By creating a single source of truth, automating workflow synchronization, supporting real-time monitoring, and enabling comprehensive revenue cycle accountability, integrated platforms help laboratories reduce revenue leakage, improve cash flow, lower denial rates, and maximize financial performance.
For laboratories committed to sustainable growth, modern laboratory revenue cycle management begins with a simple principle: operational data and financial data should never live in separate worlds.
Frequently Asked Questions (FAQs) About Laboratory Revenue Cycle Management and Unified LIS & RCM Modules
What is a unified LIS and RCM platform?
A unified LIS and RCM platform combines laboratory information system functionality and lab revenue cycle management tools within a single database and workflow environment. This integration creates a single source of truth, enhancing visibility, automation, billing accuracy, and financial performance.
How do disconnected LIS and laboratory billing systems contribute to revenue leakage?
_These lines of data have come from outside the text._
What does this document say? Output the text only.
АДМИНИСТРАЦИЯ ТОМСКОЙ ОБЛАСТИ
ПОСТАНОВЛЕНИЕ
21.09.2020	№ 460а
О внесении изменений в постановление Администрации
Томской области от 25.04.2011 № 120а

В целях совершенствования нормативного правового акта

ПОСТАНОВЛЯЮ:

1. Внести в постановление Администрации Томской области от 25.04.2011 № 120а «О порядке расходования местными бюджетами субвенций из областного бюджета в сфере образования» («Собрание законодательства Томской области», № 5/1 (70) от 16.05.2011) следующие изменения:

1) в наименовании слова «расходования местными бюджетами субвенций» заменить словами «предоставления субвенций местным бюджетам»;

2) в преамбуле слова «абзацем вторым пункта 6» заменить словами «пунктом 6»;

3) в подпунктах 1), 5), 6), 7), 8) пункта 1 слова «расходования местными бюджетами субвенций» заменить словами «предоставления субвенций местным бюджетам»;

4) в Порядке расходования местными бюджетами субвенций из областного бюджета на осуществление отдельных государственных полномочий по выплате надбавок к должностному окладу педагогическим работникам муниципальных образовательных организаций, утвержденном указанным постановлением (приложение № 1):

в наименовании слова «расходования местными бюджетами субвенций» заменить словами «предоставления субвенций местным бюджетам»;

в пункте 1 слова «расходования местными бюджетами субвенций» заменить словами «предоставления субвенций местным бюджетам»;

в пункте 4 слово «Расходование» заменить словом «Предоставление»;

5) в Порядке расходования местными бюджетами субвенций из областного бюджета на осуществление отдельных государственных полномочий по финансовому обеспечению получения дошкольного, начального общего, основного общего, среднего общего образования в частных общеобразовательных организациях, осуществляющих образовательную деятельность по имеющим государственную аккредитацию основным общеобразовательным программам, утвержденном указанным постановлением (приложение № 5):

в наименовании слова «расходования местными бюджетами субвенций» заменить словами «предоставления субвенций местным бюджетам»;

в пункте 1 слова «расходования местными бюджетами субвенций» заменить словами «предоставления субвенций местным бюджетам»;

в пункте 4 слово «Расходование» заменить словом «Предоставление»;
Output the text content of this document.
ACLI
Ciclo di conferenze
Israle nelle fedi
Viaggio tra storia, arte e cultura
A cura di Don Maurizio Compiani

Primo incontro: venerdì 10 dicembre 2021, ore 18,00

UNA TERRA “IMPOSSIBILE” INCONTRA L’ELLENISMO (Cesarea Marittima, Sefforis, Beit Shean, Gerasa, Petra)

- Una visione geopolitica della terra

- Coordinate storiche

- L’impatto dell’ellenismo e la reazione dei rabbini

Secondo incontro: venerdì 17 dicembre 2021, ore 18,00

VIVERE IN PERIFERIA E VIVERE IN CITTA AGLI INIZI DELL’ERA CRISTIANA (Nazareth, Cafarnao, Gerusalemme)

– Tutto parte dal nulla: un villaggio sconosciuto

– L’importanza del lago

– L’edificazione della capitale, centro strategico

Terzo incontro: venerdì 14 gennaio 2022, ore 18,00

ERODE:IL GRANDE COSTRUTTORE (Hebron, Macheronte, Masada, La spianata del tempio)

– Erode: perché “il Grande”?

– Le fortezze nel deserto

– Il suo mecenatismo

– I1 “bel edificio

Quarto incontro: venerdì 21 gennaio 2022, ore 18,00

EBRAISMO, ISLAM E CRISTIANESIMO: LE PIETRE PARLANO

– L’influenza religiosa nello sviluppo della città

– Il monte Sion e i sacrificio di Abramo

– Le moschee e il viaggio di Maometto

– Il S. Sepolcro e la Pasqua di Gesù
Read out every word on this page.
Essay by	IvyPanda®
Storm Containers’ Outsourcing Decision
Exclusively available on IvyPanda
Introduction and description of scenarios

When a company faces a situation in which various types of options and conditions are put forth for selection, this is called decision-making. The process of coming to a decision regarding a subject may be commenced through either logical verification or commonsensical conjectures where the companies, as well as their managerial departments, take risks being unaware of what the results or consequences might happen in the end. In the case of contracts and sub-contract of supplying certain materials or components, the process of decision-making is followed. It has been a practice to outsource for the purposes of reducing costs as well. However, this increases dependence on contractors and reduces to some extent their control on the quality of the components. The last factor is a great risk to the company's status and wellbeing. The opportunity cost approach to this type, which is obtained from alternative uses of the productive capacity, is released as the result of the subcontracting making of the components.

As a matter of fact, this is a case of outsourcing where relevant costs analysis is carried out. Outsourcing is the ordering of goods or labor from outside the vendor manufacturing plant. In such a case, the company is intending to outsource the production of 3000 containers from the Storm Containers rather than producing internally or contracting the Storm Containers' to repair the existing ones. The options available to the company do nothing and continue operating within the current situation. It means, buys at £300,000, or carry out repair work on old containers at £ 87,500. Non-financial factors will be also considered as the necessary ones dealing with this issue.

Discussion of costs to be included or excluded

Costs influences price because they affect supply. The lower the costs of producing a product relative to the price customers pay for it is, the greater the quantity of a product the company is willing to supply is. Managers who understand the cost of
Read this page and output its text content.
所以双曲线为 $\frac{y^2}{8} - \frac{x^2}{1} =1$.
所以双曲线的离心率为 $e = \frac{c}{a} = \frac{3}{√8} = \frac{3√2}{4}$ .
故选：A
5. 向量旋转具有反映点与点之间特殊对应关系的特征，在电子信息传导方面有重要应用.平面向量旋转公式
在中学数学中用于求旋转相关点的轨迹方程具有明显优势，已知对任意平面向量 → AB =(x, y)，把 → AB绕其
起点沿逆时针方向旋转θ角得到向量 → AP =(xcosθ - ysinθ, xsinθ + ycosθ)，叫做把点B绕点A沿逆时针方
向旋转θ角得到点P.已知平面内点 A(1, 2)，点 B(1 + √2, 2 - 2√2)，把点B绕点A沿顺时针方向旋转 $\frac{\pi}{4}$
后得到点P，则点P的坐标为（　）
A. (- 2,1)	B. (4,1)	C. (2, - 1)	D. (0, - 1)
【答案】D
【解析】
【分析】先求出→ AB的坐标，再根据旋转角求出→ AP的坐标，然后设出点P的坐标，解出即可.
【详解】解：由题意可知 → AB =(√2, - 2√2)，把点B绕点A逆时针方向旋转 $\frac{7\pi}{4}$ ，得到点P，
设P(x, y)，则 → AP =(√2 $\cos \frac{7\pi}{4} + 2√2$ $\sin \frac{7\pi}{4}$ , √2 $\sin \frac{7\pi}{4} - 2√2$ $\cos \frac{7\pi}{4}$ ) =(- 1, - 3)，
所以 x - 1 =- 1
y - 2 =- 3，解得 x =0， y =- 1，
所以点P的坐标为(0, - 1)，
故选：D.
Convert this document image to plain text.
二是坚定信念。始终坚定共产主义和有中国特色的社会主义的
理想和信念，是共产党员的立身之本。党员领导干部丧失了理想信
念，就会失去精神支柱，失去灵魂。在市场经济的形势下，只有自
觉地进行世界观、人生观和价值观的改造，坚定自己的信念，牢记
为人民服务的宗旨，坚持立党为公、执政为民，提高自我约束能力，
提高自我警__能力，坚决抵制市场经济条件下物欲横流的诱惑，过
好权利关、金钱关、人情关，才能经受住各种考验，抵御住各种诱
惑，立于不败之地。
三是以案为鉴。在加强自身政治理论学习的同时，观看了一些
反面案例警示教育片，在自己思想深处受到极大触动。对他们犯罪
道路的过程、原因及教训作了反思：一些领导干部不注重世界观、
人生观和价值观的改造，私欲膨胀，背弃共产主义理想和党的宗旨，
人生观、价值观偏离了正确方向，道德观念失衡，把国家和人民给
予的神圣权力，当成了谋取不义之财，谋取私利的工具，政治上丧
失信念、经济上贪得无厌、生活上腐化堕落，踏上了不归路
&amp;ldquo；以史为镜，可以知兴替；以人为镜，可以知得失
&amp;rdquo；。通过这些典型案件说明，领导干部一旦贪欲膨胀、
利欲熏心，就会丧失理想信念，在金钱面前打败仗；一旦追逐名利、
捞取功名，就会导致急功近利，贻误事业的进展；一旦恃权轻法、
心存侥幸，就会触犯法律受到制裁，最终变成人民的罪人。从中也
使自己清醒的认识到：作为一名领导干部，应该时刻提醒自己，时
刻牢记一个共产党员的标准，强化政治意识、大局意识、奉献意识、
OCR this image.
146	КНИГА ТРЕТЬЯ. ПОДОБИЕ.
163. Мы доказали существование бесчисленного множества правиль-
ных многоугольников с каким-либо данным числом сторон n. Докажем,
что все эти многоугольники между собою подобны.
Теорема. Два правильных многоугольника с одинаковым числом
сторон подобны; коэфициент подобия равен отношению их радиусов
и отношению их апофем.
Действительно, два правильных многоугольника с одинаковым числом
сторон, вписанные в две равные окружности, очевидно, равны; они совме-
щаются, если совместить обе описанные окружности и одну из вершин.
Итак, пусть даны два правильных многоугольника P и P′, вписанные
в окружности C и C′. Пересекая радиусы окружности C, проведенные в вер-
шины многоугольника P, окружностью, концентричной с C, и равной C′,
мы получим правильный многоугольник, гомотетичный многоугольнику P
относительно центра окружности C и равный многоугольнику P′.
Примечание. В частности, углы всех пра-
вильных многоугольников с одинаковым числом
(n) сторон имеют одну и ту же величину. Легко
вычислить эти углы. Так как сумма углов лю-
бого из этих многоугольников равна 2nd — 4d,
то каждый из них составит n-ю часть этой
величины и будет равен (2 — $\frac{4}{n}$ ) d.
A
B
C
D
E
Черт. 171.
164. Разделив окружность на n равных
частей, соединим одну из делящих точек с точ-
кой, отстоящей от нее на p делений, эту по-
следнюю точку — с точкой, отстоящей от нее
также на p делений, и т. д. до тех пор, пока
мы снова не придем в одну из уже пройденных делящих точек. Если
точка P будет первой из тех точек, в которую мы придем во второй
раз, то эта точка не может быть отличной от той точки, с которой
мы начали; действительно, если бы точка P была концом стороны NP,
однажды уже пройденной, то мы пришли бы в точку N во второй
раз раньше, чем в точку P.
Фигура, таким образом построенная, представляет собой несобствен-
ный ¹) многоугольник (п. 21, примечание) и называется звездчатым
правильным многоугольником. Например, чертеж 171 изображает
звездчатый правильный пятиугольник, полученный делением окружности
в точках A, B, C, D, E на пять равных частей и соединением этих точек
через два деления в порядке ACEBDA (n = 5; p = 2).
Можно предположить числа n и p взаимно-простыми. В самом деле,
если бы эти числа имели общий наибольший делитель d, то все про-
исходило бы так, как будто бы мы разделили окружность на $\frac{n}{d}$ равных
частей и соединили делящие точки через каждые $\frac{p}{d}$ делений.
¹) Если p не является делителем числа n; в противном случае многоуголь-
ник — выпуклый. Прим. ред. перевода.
Disconnected systems often rely on interfaces, manual data transfers, and separate databases. This can lead to missed charges, coding discrepancies, delayed updates, incomplete claim submissions, and unbilled services, which reduce reimbursement without being immediately detected.
What is revenue leakage in laboratory billing?
Revenue leakage occurs when laboratories fail to collect reimbursement for services they have performed. Common causes include missed CPT codes, billing errors, claim denials, underpayments, documentation gaps, and poor synchronization between operational and billing systems.
Why is visibility important in laboratory revenue cycle management?
Visibility allows laboratory leaders to track the relationship between testing activity and reimbursement performance. With complete visibility, organizations can identify unbilled services, monitor denial trends, track underpayments, and proactively address financial issues before they impact revenue.
How does a unified platform improve laboratory billing accuracy?
A unified platform provides real-time access to accession data, clinical and pathology reports, coding updates, payer information, and billing workflows. This reduces manual reconciliation, minimizes coding errors, and ensures billable services are captured and submitted correctly.
What role does automation play in laboratory revenue cycle management?
Automation helps laboratories streamline coding, claim scrubbing, modifier assignment, medical necessity validation, payer-specific billing rules, and denial prevention. By operating directly from live LIS data, automation improves efficiency and reduces manual workload.
How can laboratories reduce claim denials?
Laboratories can reduce denials by implementing integrated workflows, validating medical necessity before claim submission, automating coding processes, maintaining accurate patient and payer information, and monitoring denial trends in real time.
What are the benefits of a single source of truth?
A single source of truth reduces data silos and workflow fragmentation by centralizing patient demographics, payer records, provider information, client data, coding logic, and reporting within a unified environment. This shared foundation promotes data accuracy, streamlines operations, enhances reconciliation efforts, and strengthens financial accountability across the organization.
What revenue cycle metrics should laboratories monitor?
Key metrics include denial rates, accounts receivable days, aging accounts receivable, point-of-service collections, bad debt write-offs, underpaid claims, unbilled accessions, payer performance, and revenue by service line or client.
What are the best practices for improving laboratory revenue cycle performance?
Leading laboratories focus on establishing a single source of truth, automating coding and billing workflows, continuously monitoring revenue leakage, prioritizing denial prevention, and building comprehensive operational and financial visibility through integrated dashboards and analytics.
Why are more laboratories adopting integrated LIS and RCM platforms?
As reimbursement becomes more complex and staffing challenges persist, laboratories need greater automation, visibility, and accountability. Integrated platforms help reduce revenue leakage, accelerate cash flow, improve reimbursement outcomes, and support sustainable growth.